The bank also said it is "enhancing its forward guidance on reinvestment."
"Accordingly, the Governing Council intends to continue reinvesting, in full, the principal payments from maturing securities purchased under the APP for an extended period of time past the date when it starts raising the key ECB interest rates, and in any case for as long as necessary to maintain favorable liquidity conditions and an ample degree of monetary accommodation," the ECB said in a statement.
Till October, the bank maintained that it will reinvest bond sale proceeds "for an extended period of time after the end of the net asset purchases".
Markets expect the reinvestment to continue until late 2020.
As expected, the Governing Council, led by Mario Draghi, left the key interest rates unchanged.
The main refi rate is currently at a record low zero percent and the deposit rate at -0.40 percent. The marginal lending facility rate is at 0.25 percent.
"The Governing Council expects the key ECB interest rates to remain at their present levels at least through the summer of 2019, and in any case for as long as necessary to ensure the continued sustained convergence of inflation to levels that are below, but close to, 2 percent over the medium term," the bank said.
Given the weaker growth and inflation outlook, and the persistent uncertainties linked to global trade and politics, some economists now expect the bank to raise interest rates only in 2020.
That would make Draghi, the only ECB President thus far, who did not raise interest rates during his tenure which ends in October next year.
Fitch Ratings on Wednesday predicted that the ECB is set to change its forward guidance on interest rates in the next few months.
"While the weaker outlook for growth and inflation is very unlikely to prevent the ECB from ending QE in December, its termination at a time of growing uncertainty may necessitate a lower-for-longer accommodative monetary policy stance, in order to lift inflation towards target," Fitch said.

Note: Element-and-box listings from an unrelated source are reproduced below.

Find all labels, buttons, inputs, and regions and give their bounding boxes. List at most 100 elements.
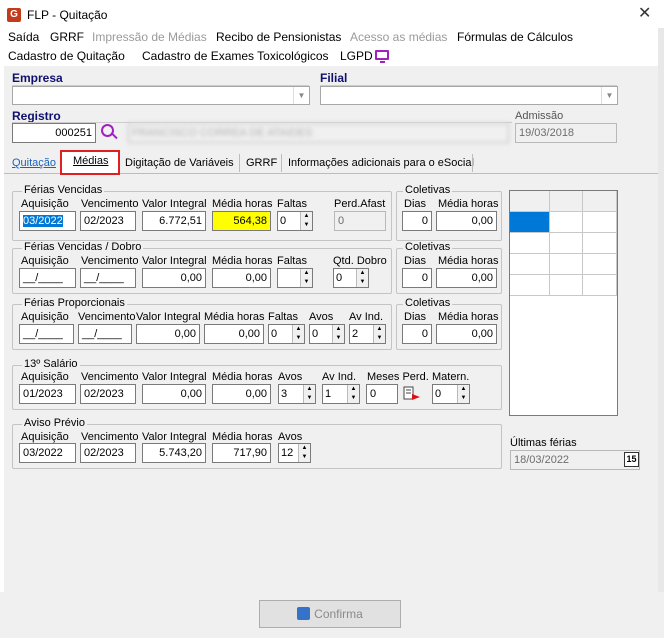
- file-arrow-icon[interactable]: [403, 386, 421, 402]
- ap-media-input[interactable]: 717,90: [212, 443, 271, 463]
- grid-cell[interactable]: [550, 233, 583, 254]
- dt-aquisicao-input[interactable]: 01/2023: [19, 384, 76, 404]
- grid-cell[interactable]: [510, 254, 550, 275]
- coletivas-dias-input[interactable]: 0: [402, 211, 432, 231]
- grid-cell[interactable]: [510, 233, 550, 254]
- vencimento-label: Vencimento: [81, 255, 139, 267]
- registro-input[interactable]: 000251: [12, 123, 96, 143]
- stepper-arrows-icon[interactable]: ▲ ▼: [292, 325, 304, 343]
- stepper-arrows-icon[interactable]: ▲ ▼: [300, 212, 312, 230]
- window-title: FLP - Quitação: [27, 8, 108, 22]
- stepper-arrows-icon[interactable]: ▲ ▼: [347, 385, 359, 403]
- ap-vencimento-input[interactable]: 02/2023: [80, 443, 136, 463]
- grid-cell[interactable]: [550, 275, 583, 296]
- fp-media-input[interactable]: 0,00: [204, 324, 264, 344]
- fd-valor-input[interactable]: 0,00: [142, 268, 206, 288]
- admissao-label: Admissão: [515, 110, 564, 122]
- empresa-select[interactable]: ▼: [12, 86, 310, 105]
- filial-label: Filial: [320, 71, 348, 85]
- grid-cell[interactable]: [583, 233, 617, 254]
- menu-cadastro-quitacao[interactable]: Cadastro de Quitação: [8, 49, 125, 63]
- ap-aquisicao-input[interactable]: 03/2022: [19, 443, 76, 463]
- ferias-dobro-title: Férias Vencidas / Dobro: [22, 241, 144, 253]
- calendar-icon[interactable]: 15: [624, 452, 639, 467]
- confirma-button[interactable]: Confirma: [259, 600, 401, 628]
- close-icon[interactable]: ✕: [638, 3, 651, 23]
- fp-faltas-stepper[interactable]: 0 ▲ ▼: [268, 324, 305, 344]
- grid-cell[interactable]: [583, 275, 617, 296]
- monitor-icon[interactable]: [375, 50, 389, 60]
- perd-afast-label: Perd.Afast: [334, 198, 386, 210]
- menu-grrf[interactable]: GRRF: [50, 30, 84, 44]
- valor-integral-label: Valor Integral: [136, 311, 201, 323]
- coletivas-media-input[interactable]: 0,00: [436, 268, 497, 288]
- coletivas-media-input[interactable]: 0,00: [436, 211, 497, 231]
- tab-medias[interactable]: Médias: [73, 155, 108, 167]
- fd-media-input[interactable]: 0,00: [212, 268, 271, 288]
- fv-faltas-stepper[interactable]: 0 ▲ ▼: [277, 211, 313, 231]
- grid-cell[interactable]: [550, 212, 583, 233]
- stepper-arrows-icon[interactable]: ▲ ▼: [457, 385, 469, 403]
- vencimento-label: Vencimento: [81, 431, 139, 443]
- aquisicao-label: Aquisição: [21, 431, 69, 443]
- media-horas-label: Média horas: [438, 311, 499, 323]
- dt-valor-input[interactable]: 0,00: [142, 384, 206, 404]
- dt-media-input[interactable]: 0,00: [212, 384, 271, 404]
- coletivas-media-input[interactable]: 0,00: [436, 324, 497, 344]
- aviso-previo-title: Aviso Prévio: [22, 417, 87, 429]
- menu-formulas-calculos[interactable]: Fórmulas de Cálculos: [457, 30, 573, 44]
- fp-valor-input[interactable]: 0,00: [136, 324, 200, 344]
- tab-grrf[interactable]: GRRF: [246, 157, 277, 169]
- tab-quitacao[interactable]: Quitação: [12, 157, 56, 169]
- grid-cell[interactable]: [550, 254, 583, 275]
- fd-qtd-dobro-stepper[interactable]: 0 ▲ ▼: [333, 268, 369, 288]
- employee-name-field: FRANCISCO CORREA DE ATAIDES: [128, 123, 509, 143]
- fp-aquisicao-input[interactable]: __/____: [19, 324, 74, 344]
- ap-avos-stepper[interactable]: 12 ▲ ▼: [278, 443, 311, 463]
- dt-avos-stepper[interactable]: 3 ▲ ▼: [278, 384, 316, 404]
- dias-label: Dias: [404, 311, 427, 323]
- menu-recibo-pensionistas[interactable]: Recibo de Pensionistas: [216, 30, 341, 44]
- fv-valor-input[interactable]: 6.772,51: [142, 211, 206, 231]
- tab-digitacao-variaveis[interactable]: Digitação de Variáveis: [125, 157, 234, 169]
- ap-valor-input[interactable]: 5.743,20: [142, 443, 206, 463]
- dt-meses-perd-input[interactable]: 0: [366, 384, 398, 404]
- stepper-arrows-icon[interactable]: ▲ ▼: [332, 325, 344, 343]
- filial-select[interactable]: ▼: [320, 86, 618, 105]
- valor-integral-label: Valor Integral: [142, 431, 207, 443]
- fp-vencimento-input[interactable]: __/____: [78, 324, 132, 344]
- confirma-label: Confirma: [314, 607, 363, 621]
- matern-label: Matern.: [432, 371, 470, 383]
- dt-vencimento-input[interactable]: 02/2023: [80, 384, 136, 404]
- media-horas-label: Média horas: [212, 431, 273, 443]
- coletivas-dias-input[interactable]: 0: [402, 324, 432, 344]
- stepper-arrows-icon[interactable]: ▲ ▼: [300, 269, 312, 287]
- dt-av-ind-stepper[interactable]: 1 ▲ ▼: [322, 384, 360, 404]
- avos-label: Avos: [278, 371, 303, 383]
- tab-informacoes-esocial[interactable]: Informações adicionais para o eSocial: [288, 157, 474, 169]
- faltas-label: Faltas: [277, 255, 307, 267]
- menu-saida[interactable]: Saída: [8, 30, 39, 44]
- fv-vencimento-input[interactable]: 02/2023: [80, 211, 136, 231]
- grid-cell[interactable]: [583, 212, 617, 233]
- menu-lgpd[interactable]: LGPD: [340, 49, 373, 63]
- fd-aquisicao-input[interactable]: __/____: [19, 268, 76, 288]
- stepper-arrows-icon[interactable]: ▲ ▼: [303, 385, 315, 403]
- stepper-arrows-icon[interactable]: ▲ ▼: [373, 325, 385, 343]
- fv-aquisicao-input[interactable]: 03/2022: [19, 211, 76, 231]
- fd-vencimento-input[interactable]: __/____: [80, 268, 136, 288]
- dt-matern-stepper[interactable]: 0 ▲ ▼: [432, 384, 470, 404]
- stepper-arrows-icon[interactable]: ▲ ▼: [356, 269, 368, 287]
- fp-avos-stepper[interactable]: 0 ▲ ▼: [309, 324, 345, 344]
- fd-faltas-stepper[interactable]: ▲ ▼: [277, 268, 313, 288]
- grid-cell[interactable]: [583, 254, 617, 275]
- coletivas-dias-input[interactable]: 0: [402, 268, 432, 288]
- stepper-arrows-icon[interactable]: ▲ ▼: [298, 444, 310, 462]
- fv-media-input[interactable]: 564,38: [212, 211, 271, 231]
- avos-label: Avos: [309, 311, 334, 323]
- chevron-down-icon: ▼: [601, 87, 617, 104]
- menu-cadastro-exames[interactable]: Cadastro de Exames Toxicológicos: [142, 49, 329, 63]
- grid-cell-selected[interactable]: [510, 212, 550, 233]
- grid-cell[interactable]: [510, 275, 550, 296]
- fp-av-ind-stepper[interactable]: 2 ▲ ▼: [349, 324, 386, 344]
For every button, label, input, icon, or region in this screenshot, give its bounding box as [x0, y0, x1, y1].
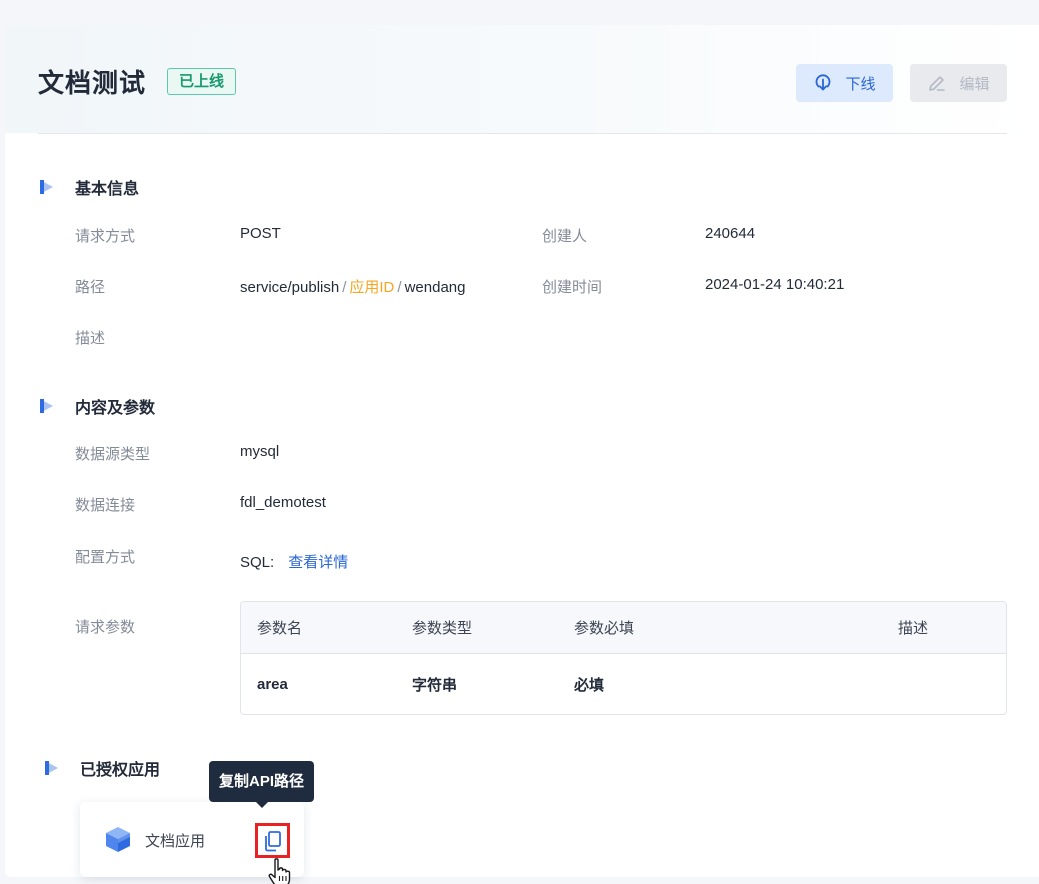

Eurozone interest rates were raised last in July 2011 by 25 basis points.
Draghi is set to hold his customary post-decision press conference at 8.30 am ET in Frankfurt.
During the post-decision press conference, Draghi is set to face questions on the Italian budget crisis and the Yellow Vest or "gilets jaunes" anti-government protests in France, both posing risks to Eurozone growth.
Supported by the ECB's stimulus, the euro area economy expanded 2.5 percent in 2017, the fastest pace in a decade. However, the momentum slowed this year and the bank is set to end asset purchases at a time when the economy is showing signs of a sustained slowdown.
In September, the ECB Staff trimmed the growth projections for this year, and next, to 2 percent and 1.8 percent, respectively. Draghi will release the latest set of projections on Thursday that is expected to reveal a further downgrade of the forecast for the coming years and refer to downside risks.
Inflation is yet to embark on a sustainable path to hit the ECB's target of "below, but close to 2 percent", confounding the bank's projections. Core inflation, which excludes energy, food, alcohol & tobacco, has been hovering around 1 percent in the past several months.
The bank maintained its inflation projection for this year, next and 2020 at 1.7 percent in September.
Economists also speculate a return of another of ECB's unorthodox policy tools - the Targeted Longterm Refinancing Operations or TLTRO, in the coming months. Under this, the ECB gives longer-term loans to financial institutions at attractive rates to boost lending in the real economy.
The APP was implemented in 2015 and the monthly asset purchases at the beginning was EUR 60 billion, which was raised to EUR 80 billion in 2016. The size of monthly asset purchases was scaled back to EUR 60 billion in 2017 and to EUR 30 billion at the start of this year.
In June, the ECB announced that its monthly bond purchases will be halved to EUR 15 billion in September, and said it will continue so till the end of December.